3. I would encourage anyone in a position of authority to take very seriously their duty to protect children. It's common for people to turn a blind eye and deaf ear to vulnerable children. Oftentimes it's easier to pretend that we didn't hear or didn't see what we thought at first. Some people simply refuse to believe that boys can be sexually abused at all. Many victims already live in fear and are hesitant to ask for help in the first place. Ignoring or rebuffing a child who comes forward with a story of abuse invariably drives them further into their own shell and magnifies the damage that has been done. Adults have a duty to do what they can to help vulnerable children. A child cannot be expected to protect themselves from the machinations of an abusive predator well versed in the art of grooming. The idea that it is solely a child's responsibility to protect themselves is a harmful message that drives more children into the traps of predators.

4. Predators seek out children who have already had their ability to trust other people damaged. These children become easy targets. One of the best things you can do to help children is to be someone who shows by their own behavior that adults can be trusted not to take advantage of children and prey on their weaknesses. Show kids that they are valued for who and what they are and what they can achieve. Give them the tools they need to develop a strong sense of self. Help children find a sense of confidence in themselves. And if a child comes to you with a story of being abused, please LISTEN to them. The most important thing any of us can do to help is to listen and believe a child who is coming to you for help. If you know a child who has been abused and are unsure of what to do, contact your local rape crisis center and ask to speak to a counselor.
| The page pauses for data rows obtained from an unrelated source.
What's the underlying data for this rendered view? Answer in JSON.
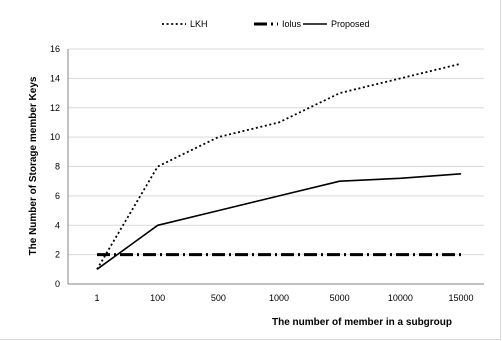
{
  "chart_data": {
    "type": "line",
    "title": "",
    "xlabel": "The number of member  in a subgroup",
    "ylabel": "The Number of Storage member Keys",
    "categories": [
      "1",
      "100",
      "500",
      "1000",
      "5000",
      "10000",
      "15000"
    ],
    "ylim": [
      0,
      16
    ],
    "yticks": [
      "0",
      "2",
      "4",
      "6",
      "8",
      "10",
      "12",
      "14",
      "16"
    ],
    "grid": "horizontal",
    "legend_position": "top",
    "series": [
      {
        "name": "LKH",
        "style": "dotted",
        "color": "#000000",
        "values": [
          1,
          8,
          10,
          11,
          13,
          14,
          15
        ]
      },
      {
        "name": "Iolus",
        "style": "dash-dot",
        "color": "#000000",
        "values": [
          2,
          2,
          2,
          2,
          2,
          2,
          2
        ]
      },
      {
        "name": "Proposed",
        "style": "solid",
        "color": "#000000",
        "values": [
          1,
          4,
          5,
          6,
          7,
          7.2,
          7.5
        ]
      }
    ]
  }
}
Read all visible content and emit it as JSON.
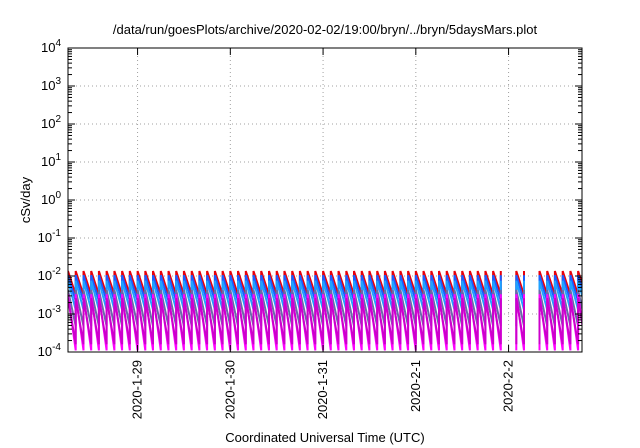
{
  "chart_data": {
    "type": "line",
    "title": "/data/run/goesPlots/archive/2020-02-02/19:00/bryn/../bryn/5daysMars.plot",
    "xlabel": "Coordinated Universal Time (UTC)",
    "ylabel": "cSv/day",
    "y_scale": "log",
    "ylim": [
      0.0001,
      10000
    ],
    "y_ticks": [
      {
        "value": 0.0001,
        "base": "10",
        "exp": "-4"
      },
      {
        "value": 0.001,
        "base": "10",
        "exp": "-3"
      },
      {
        "value": 0.01,
        "base": "10",
        "exp": "-2"
      },
      {
        "value": 0.1,
        "base": "10",
        "exp": "-1"
      },
      {
        "value": 1,
        "base": "10",
        "exp": "0"
      },
      {
        "value": 10,
        "base": "10",
        "exp": "1"
      },
      {
        "value": 100,
        "base": "10",
        "exp": "2"
      },
      {
        "value": 1000,
        "base": "10",
        "exp": "3"
      },
      {
        "value": 10000,
        "base": "10",
        "exp": "4"
      }
    ],
    "xlim": [
      "2020-01-28T06:00",
      "2020-02-02T19:00"
    ],
    "x_ticks": [
      {
        "value": "2020-01-29T00:00",
        "label": "2020-1-29"
      },
      {
        "value": "2020-01-30T00:00",
        "label": "2020-1-30"
      },
      {
        "value": "2020-01-31T00:00",
        "label": "2020-1-31"
      },
      {
        "value": "2020-02-01T00:00",
        "label": "2020-2-1"
      },
      {
        "value": "2020-02-02T00:00",
        "label": "2020-2-2"
      }
    ],
    "grid": true,
    "legend": "none",
    "gaps": [
      [
        "2020-02-01T23:20",
        "2020-02-02T01:25"
      ],
      [
        "2020-02-02T05:10",
        "2020-02-02T06:20"
      ]
    ],
    "sawtooth": {
      "period_hours": 2.0,
      "first_peak": "2020-01-28T06:00"
    },
    "series": [
      {
        "color": "#e8000b",
        "peak": 0.0135,
        "trough": 0.0032
      },
      {
        "color": "#1a5cff",
        "peak": 0.0105,
        "trough": 0.0022
      },
      {
        "color": "#1fa2ff",
        "peak": 0.0075,
        "trough": 0.0013
      },
      {
        "color": "#6a6aa8",
        "peak": 0.0043,
        "trough": 0.00048
      },
      {
        "color": "#ff00ff",
        "peak": 0.0033,
        "trough": 0.00011
      },
      {
        "color": "#cc00cc",
        "peak": 0.0026,
        "trough": 0.00016
      }
    ]
  }
}
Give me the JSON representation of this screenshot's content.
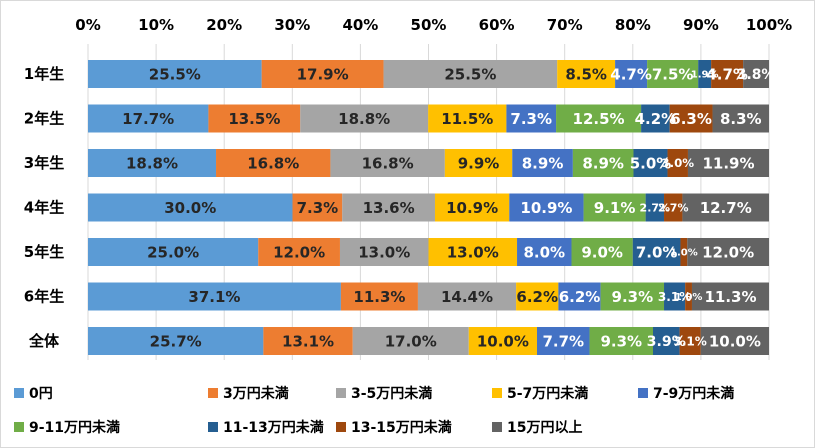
{
  "chart_data": {
    "type": "bar",
    "orientation": "horizontal",
    "stacked": true,
    "percent_stacked": true,
    "title": "",
    "xlabel": "",
    "ylabel": "",
    "xlim": [
      0,
      100
    ],
    "x_ticks": [
      "0%",
      "10%",
      "20%",
      "30%",
      "40%",
      "50%",
      "60%",
      "70%",
      "80%",
      "90%",
      "100%"
    ],
    "x_axis_position": "top",
    "grid": true,
    "legend_position": "bottom",
    "categories": [
      "1年生",
      "2年生",
      "3年生",
      "4年生",
      "5年生",
      "6年生",
      "全体"
    ],
    "series": [
      {
        "name": "0円",
        "color": "#5B9BD5",
        "values": [
          25.5,
          17.7,
          18.8,
          30.0,
          25.0,
          37.1,
          25.7
        ],
        "labels": [
          "25.5%",
          "17.7%",
          "18.8%",
          "30.0%",
          "25.0%",
          "37.1%",
          "25.7%"
        ]
      },
      {
        "name": "3万円未満",
        "color": "#ED7D31",
        "values": [
          17.9,
          13.5,
          16.8,
          7.3,
          12.0,
          11.3,
          13.1
        ],
        "labels": [
          "17.9%",
          "13.5%",
          "16.8%",
          "7.3%",
          "12.0%",
          "11.3%",
          "13.1%"
        ]
      },
      {
        "name": "3-5万円未満",
        "color": "#A5A5A5",
        "values": [
          25.5,
          18.8,
          16.8,
          13.6,
          13.0,
          14.4,
          17.0
        ],
        "labels": [
          "25.5%",
          "18.8%",
          "16.8%",
          "13.6%",
          "13.0%",
          "14.4%",
          "17.0%"
        ]
      },
      {
        "name": "5-7万円未満",
        "color": "#FFC000",
        "values": [
          8.5,
          11.5,
          9.9,
          10.9,
          13.0,
          6.2,
          10.0
        ],
        "labels": [
          "8.5%",
          "11.5%",
          "9.9%",
          "10.9%",
          "13.0%",
          "6.2%",
          "10.0%"
        ]
      },
      {
        "name": "7-9万円未満",
        "color": "#4472C4",
        "values": [
          4.7,
          7.3,
          8.9,
          10.9,
          8.0,
          6.2,
          7.7
        ],
        "labels": [
          "4.7%",
          "7.3%",
          "8.9%",
          "10.9%",
          "8.0%",
          "6.2%",
          "7.7%"
        ]
      },
      {
        "name": "9-11万円未満",
        "color": "#70AD47",
        "values": [
          7.5,
          12.5,
          8.9,
          9.1,
          9.0,
          9.3,
          9.3
        ],
        "labels": [
          "7.5%",
          "12.5%",
          "8.9%",
          "9.1%",
          "9.0%",
          "9.3%",
          "9.3%"
        ]
      },
      {
        "name": "11-13万円未満",
        "color": "#255E91",
        "values": [
          1.9,
          4.2,
          5.0,
          2.7,
          7.0,
          3.1,
          3.9
        ],
        "labels": [
          "1.9%",
          "4.2%",
          "5.0%",
          "2.7%",
          "7.0%",
          "3.1%",
          "3.9%"
        ]
      },
      {
        "name": "13-15万円未満",
        "color": "#9E480E",
        "values": [
          4.7,
          6.3,
          3.0,
          2.7,
          1.0,
          1.0,
          3.1
        ],
        "labels": [
          "4.7%",
          "6.3%",
          "3.0%",
          "2.7%",
          "1.0%",
          "1.0%",
          "3.1%"
        ]
      },
      {
        "name": "15万円以上",
        "color": "#636363",
        "values": [
          3.8,
          8.3,
          11.9,
          12.7,
          12.0,
          11.3,
          10.0
        ],
        "labels": [
          "3.8%",
          "8.3%",
          "11.9%",
          "12.7%",
          "12.0%",
          "11.3%",
          "10.0%"
        ]
      }
    ]
  }
}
5. Teach your children about safe touching. Let them know that anytime they feel uncomfortable with the way someone is touching them, it is important that they stay away from that person and that they ask for help from an adult whom they can trust. Even if the person is telling them that they care about them, or telling them they should enjoy the touch, or the game, it's important to empower children to trust their own feelings. If it feels wrong or bad or uncomfortable, no matter who is touching them, it is okay to ask for help.